That could be a death knell for the multi-billion-dollar collections industry that produces these kinds of abuses in the first place — or at least its current, sloppy mode of doing business. Even if the industry adapts to survive in some form, National Consumer Law Center staff attorney April Kuehnhoff said in an interview, a combination of stiffer penalties for screwing up and tighter regulations from the Consumer Financial Protection Bureau should mean better outcomes for consumers.

These are people’s lives you’re playing with.

“I think law firms are going to start demanding more documentation of the debt at issue if courts are holding them responsible for making statements that aren’t supported,” Kuehnhoff said. “They’re going to have higher standards for what type of evidence they require in order to file a complaint on behalf of their clients.”

Higher standards mean higher costs — potentially changing the incentives radically enough that more creditors will try to collect on their own accounts rather than turning to the Wild West of secondary-market collections. Keeping collections work closer to home in this way would mean there were fewer opportunities for important information about a given debt to get lost along the way, which should in turn make for more accurate collections work that’s better grounded in the facts.

It won’t all be sunshine and roses. In-house collections efforts aren’t subject to the FDCPA’s consumer protections, for example, and Kuehnhoff also predicts that as collections work gets more expensive collectors will simply find ways to foist attorneys’ fees off onto debtors. “But in terms of having more and better information,” she said, “a creditor collecting on its own debt should have better access to the underlying documentation.”

“The bottom line is consumers need to have better information transferred about their debts.
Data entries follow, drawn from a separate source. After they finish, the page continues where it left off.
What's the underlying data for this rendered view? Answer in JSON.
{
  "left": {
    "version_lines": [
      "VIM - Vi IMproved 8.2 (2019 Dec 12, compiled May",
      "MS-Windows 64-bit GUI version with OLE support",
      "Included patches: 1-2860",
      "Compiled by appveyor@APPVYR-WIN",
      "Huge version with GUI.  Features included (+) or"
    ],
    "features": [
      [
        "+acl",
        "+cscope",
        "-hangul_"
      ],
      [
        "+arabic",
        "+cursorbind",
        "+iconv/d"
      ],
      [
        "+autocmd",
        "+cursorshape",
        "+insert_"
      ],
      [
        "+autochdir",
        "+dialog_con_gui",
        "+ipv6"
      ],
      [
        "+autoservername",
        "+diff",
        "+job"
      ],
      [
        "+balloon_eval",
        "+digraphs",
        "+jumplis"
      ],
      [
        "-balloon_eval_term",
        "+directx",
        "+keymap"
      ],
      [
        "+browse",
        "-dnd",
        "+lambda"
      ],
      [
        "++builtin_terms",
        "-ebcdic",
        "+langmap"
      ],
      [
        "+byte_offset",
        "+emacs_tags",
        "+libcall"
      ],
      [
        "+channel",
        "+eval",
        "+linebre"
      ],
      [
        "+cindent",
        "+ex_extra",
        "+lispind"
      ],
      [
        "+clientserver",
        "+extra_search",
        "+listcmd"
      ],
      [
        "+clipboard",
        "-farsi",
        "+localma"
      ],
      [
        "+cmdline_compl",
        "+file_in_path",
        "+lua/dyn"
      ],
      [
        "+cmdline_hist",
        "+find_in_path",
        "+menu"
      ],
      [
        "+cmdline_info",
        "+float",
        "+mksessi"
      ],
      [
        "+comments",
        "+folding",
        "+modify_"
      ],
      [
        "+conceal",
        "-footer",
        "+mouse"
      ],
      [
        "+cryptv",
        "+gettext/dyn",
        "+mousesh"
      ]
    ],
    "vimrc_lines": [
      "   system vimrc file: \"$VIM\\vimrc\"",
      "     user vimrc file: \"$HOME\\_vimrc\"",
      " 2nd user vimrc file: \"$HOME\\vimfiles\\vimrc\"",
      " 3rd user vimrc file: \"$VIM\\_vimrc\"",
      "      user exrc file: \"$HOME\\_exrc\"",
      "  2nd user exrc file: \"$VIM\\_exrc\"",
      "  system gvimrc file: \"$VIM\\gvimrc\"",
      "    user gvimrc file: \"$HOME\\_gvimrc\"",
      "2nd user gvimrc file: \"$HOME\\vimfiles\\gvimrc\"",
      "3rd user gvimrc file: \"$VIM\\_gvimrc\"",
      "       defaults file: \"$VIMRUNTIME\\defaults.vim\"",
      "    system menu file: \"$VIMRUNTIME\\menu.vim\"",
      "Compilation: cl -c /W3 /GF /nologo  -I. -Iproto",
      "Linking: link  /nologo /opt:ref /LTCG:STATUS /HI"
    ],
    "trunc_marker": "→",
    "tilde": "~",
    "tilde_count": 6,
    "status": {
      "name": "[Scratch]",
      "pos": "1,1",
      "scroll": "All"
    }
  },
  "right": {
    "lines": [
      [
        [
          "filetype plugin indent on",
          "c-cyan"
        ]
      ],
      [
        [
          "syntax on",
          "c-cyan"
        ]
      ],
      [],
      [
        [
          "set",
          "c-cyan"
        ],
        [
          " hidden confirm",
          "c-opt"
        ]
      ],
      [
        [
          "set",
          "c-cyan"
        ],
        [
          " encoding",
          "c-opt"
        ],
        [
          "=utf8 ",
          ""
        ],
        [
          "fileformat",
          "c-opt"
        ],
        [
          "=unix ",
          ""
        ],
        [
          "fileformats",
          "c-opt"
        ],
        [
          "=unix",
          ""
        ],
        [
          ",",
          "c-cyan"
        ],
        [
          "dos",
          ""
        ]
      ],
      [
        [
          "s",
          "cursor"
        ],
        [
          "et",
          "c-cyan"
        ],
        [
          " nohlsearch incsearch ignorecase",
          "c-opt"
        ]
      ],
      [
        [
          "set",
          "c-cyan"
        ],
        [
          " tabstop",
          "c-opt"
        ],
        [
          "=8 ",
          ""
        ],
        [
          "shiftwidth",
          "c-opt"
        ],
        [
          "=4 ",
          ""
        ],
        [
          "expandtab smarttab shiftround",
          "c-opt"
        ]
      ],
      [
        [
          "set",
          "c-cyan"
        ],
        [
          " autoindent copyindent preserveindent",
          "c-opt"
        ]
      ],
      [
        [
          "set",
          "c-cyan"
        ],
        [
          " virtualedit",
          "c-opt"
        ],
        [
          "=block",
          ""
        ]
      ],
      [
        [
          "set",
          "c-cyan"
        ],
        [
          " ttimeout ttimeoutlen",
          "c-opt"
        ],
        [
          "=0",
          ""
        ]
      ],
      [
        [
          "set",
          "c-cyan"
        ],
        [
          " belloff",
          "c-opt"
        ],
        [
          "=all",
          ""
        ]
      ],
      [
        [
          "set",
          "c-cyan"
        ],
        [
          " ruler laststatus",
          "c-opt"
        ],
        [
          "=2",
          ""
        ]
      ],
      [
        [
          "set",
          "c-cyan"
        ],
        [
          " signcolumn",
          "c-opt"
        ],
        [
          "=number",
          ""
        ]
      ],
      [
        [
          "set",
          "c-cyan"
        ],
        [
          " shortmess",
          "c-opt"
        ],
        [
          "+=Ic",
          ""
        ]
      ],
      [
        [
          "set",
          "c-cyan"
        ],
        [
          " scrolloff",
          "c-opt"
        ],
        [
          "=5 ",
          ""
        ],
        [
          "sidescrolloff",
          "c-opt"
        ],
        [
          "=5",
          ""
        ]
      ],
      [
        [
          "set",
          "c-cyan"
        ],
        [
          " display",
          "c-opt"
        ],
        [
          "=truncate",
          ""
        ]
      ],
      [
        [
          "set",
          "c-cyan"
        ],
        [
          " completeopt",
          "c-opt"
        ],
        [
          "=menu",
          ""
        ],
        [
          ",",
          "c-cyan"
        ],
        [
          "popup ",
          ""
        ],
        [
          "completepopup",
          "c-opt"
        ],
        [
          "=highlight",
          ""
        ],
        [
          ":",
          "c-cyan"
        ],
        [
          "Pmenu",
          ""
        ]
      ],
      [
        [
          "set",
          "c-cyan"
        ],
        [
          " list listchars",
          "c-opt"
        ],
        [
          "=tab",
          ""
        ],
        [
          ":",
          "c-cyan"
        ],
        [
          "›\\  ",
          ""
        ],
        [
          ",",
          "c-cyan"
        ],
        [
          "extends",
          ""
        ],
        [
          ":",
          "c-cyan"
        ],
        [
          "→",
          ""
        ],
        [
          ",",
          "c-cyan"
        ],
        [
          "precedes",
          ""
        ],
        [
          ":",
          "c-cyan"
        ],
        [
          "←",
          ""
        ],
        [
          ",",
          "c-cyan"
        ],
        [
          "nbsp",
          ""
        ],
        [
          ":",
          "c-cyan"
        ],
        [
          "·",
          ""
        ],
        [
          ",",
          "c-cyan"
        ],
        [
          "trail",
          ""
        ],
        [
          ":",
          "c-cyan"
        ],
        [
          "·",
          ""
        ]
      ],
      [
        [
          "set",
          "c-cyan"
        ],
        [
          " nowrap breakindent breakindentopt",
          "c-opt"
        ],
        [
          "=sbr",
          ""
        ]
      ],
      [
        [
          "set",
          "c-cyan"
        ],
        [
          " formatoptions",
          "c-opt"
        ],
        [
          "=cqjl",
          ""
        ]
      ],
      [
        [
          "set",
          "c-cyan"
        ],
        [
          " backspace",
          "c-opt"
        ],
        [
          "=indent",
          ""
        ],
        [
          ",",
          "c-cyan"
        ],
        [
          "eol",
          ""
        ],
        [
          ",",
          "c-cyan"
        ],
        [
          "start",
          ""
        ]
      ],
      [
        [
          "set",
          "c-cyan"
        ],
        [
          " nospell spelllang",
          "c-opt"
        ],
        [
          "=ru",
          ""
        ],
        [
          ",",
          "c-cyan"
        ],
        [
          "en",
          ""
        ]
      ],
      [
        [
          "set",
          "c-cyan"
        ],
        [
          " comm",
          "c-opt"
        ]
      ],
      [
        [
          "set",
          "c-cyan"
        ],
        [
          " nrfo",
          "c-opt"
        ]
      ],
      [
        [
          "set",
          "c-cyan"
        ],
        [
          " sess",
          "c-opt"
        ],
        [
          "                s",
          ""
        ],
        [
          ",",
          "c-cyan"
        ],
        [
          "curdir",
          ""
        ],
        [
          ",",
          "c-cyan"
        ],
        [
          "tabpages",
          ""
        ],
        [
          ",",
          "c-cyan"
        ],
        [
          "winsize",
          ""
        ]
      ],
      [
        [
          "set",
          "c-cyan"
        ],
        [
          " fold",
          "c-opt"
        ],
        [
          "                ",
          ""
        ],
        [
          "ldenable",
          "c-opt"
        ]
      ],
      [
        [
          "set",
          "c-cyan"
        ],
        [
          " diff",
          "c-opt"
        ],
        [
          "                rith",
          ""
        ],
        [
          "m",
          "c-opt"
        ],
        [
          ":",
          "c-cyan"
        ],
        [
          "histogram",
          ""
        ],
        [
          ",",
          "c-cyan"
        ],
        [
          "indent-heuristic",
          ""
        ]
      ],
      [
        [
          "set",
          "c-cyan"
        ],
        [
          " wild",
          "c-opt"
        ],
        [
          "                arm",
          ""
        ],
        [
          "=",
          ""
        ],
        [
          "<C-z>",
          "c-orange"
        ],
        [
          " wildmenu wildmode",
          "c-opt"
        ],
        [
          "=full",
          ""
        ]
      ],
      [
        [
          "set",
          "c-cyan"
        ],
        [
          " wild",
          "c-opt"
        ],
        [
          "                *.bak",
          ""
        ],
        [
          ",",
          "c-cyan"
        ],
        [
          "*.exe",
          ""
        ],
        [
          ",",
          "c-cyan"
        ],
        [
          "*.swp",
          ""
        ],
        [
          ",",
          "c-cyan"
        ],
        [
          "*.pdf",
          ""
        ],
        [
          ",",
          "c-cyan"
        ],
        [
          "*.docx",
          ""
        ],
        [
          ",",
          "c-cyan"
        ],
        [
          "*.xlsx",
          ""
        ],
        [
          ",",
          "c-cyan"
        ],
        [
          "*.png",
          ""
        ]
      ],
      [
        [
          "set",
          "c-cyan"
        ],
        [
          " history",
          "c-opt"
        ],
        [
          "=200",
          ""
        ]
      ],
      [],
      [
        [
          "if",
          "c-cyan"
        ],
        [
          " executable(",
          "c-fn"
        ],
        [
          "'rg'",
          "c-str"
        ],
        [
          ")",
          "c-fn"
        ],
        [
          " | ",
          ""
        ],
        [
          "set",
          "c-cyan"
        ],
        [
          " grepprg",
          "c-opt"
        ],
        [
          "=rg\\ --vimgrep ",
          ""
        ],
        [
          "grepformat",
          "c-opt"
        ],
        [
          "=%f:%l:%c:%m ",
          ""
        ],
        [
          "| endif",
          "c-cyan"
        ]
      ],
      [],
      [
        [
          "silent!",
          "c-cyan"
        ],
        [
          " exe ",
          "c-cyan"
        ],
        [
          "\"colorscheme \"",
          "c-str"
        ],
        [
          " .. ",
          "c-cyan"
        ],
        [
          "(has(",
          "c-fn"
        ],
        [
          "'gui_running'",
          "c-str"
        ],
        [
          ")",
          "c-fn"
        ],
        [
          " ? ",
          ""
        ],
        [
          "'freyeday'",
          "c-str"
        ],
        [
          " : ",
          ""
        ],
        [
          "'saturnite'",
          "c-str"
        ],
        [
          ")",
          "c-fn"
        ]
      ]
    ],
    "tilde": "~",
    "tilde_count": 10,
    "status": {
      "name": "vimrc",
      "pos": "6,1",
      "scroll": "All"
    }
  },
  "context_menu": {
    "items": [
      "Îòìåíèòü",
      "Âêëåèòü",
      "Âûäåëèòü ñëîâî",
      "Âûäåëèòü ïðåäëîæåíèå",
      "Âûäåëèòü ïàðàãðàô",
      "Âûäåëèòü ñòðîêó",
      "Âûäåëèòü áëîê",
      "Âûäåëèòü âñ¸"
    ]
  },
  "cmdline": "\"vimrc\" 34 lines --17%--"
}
Whoever is collecting the debts needs to have the full and complete information available so that accurate information can be conveyed to the consumer and to the courts if they’re being sued,” Kuehnhoff said.

Raising standards for collections attorneys should help to drive them up across the board. But the sheer scope of the paperwork errors already out there in the collections business means it’s going to take a long time to unravel who actually owes what to whom.

The Psaros ruling offers a new tool for fighting those abuses. But for Denbeaux, who’s been fighting this battle for nearly a decade, the idea that it’s taken this long to convince a court that it’s not ok for collections attorneys to overcharge debtors is infuriating even in victory.

“It’s not even lawyer work. Just get the numbers right,” Denbeaux said. “You simply have to be right, period. These are people’s lives you’re playing with.”